The following is the DTD code for our example:
<!-- Movie Catalog DTD -->
<!ELEMENT MovieCatalog (movie+) >
<!ELEMENT movie (title+, length?, genre?, actors?, datereleased?, director*, format?) >
<!ELEMENT title (#PCDATA) >
<!ELEMENT length (#PCDATA) >
<!ELEMENT genre (#PCDATA) >
<!ELEMENT actors (actor*) >
<!ELEMENT actor (#PCDATA) >
<!ELEMENT datereleased (#PCDATA) >
<!ELEMENT director (#PCDATA) >
<!ELEMENT format (#PCDATA) >
<!-End of DTD for MovieCatalog.xml-->
In this DTD there are two different types of ELEMENT statements. The first type of ELEMENT statement (as in line 2, 3, and 6 of this code) declares an XML element type name and its permissible sub-elements ("children"). This syntax is used for elements that are empty. That is, they have no content and simply hold other elements. Let me explain what the details of this statement mean, section by section.
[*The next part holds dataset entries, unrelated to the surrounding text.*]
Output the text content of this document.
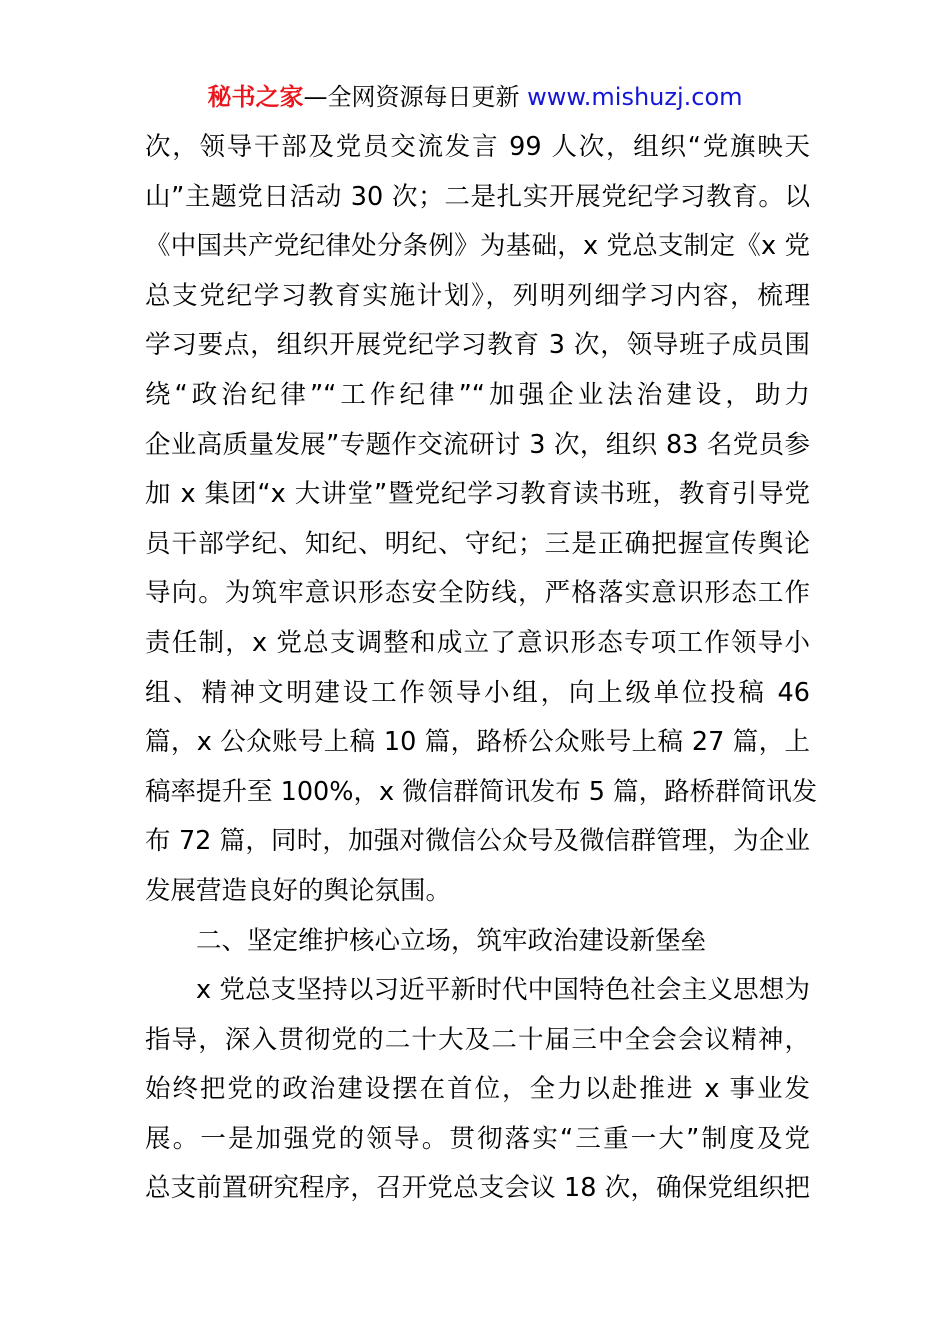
秘书之家—全网资源每日更新 www.mishuzj.com
次，领导干部及党员交流发言 99 人次，组织“党旗映天
山”主题党日活动 30 次；二是扎实开展党纪学习教育。以
《中国共产党纪律处分条例》为基础，x 党总支制定《x 党
总支党纪学习教育实施计划》，列明列细学习内容，梳理
学习要点，组织开展党纪学习教育 3 次，领导班子成员围
绕“政治纪律”“工作纪律”“加强企业法治建设，助力
企业高质量发展”专题作交流研讨 3 次，组织 83 名党员参
加 x 集团“x 大讲堂”暨党纪学习教育读书班，教育引导党
员干部学纪、知纪、明纪、守纪；三是正确把握宣传舆论
导向。为筑牢意识形态安全防线，严格落实意识形态工作
责任制，x 党总支调整和成立了意识形态专项工作领导小
组、精神文明建设工作领导小组，向上级单位投稿 46
篇，x 公众账号上稿 10 篇，路桥公众账号上稿 27 篇，上
稿率提升至 100%，x 微信群简讯发布 5 篇，路桥群简讯发
布 72 篇，同时，加强对微信公众号及微信群管理，为企业
发展营造良好的舆论氛围。
二、坚定维护核心立场，筑牢政治建设新堡垒
x 党总支坚持以习近平新时代中国特色社会主义思想为
指导，深入贯彻党的二十大及二十届三中全会会议精神，
始终把党的政治建设摆在首位，全力以赴推进 x 事业发
展。一是加强党的领导。贯彻落实“三重一大”制度及党
总支前置研究程序，召开党总支会议 18 次，确保党组织把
<!ELEMENT movie (title+, length?, genre?, actors?, datereleased?, director*, format?) >
The element being defined above is <movie></movie>. It shall contain child elements of: title, length, genre, actors, datereleased, director, and format. These child elements must appear in that order. It also specifies the number of elements that can appear and if they are required or not by the character following the element name. These characters are defined as follows:
| + | Must appear at least one time. May appear more than one time. |
| ? | May appear 0 or 1 time. If it appears, it will be exactly once. |
| * | May appear 0 or many times. It may or may not appear. If it does, it can appear many times. |
The second type of ELEMENT statement you see in this file (all the other lines besides 2, 3, and 6), defines the element and the type of content it can contain. In this case, they all contain content of the type PCDATA, parsed character data. It is the most common type of content.
If you wish to experiment with validating your XML files against a DTD while you are using Internet Explorer, you can download a free XML Validator tool from Microsoft. This tool lets you specify a path to your XML file and then when you click the "validate" button, it will validate the file against the specified DTD and give you output (success or error messages). It is a fun way to really learn what your DTD does and how it relates to the actual XML document.
Congratulations, you now have all the basic information and tools you need to create well-formed and valid XML documents. The last remaining foundational piece is learning how to use some simple XSL to format XML files for your desired output. In the next and final article in this series I will illustrate using XSL to format the movie catalog for the web.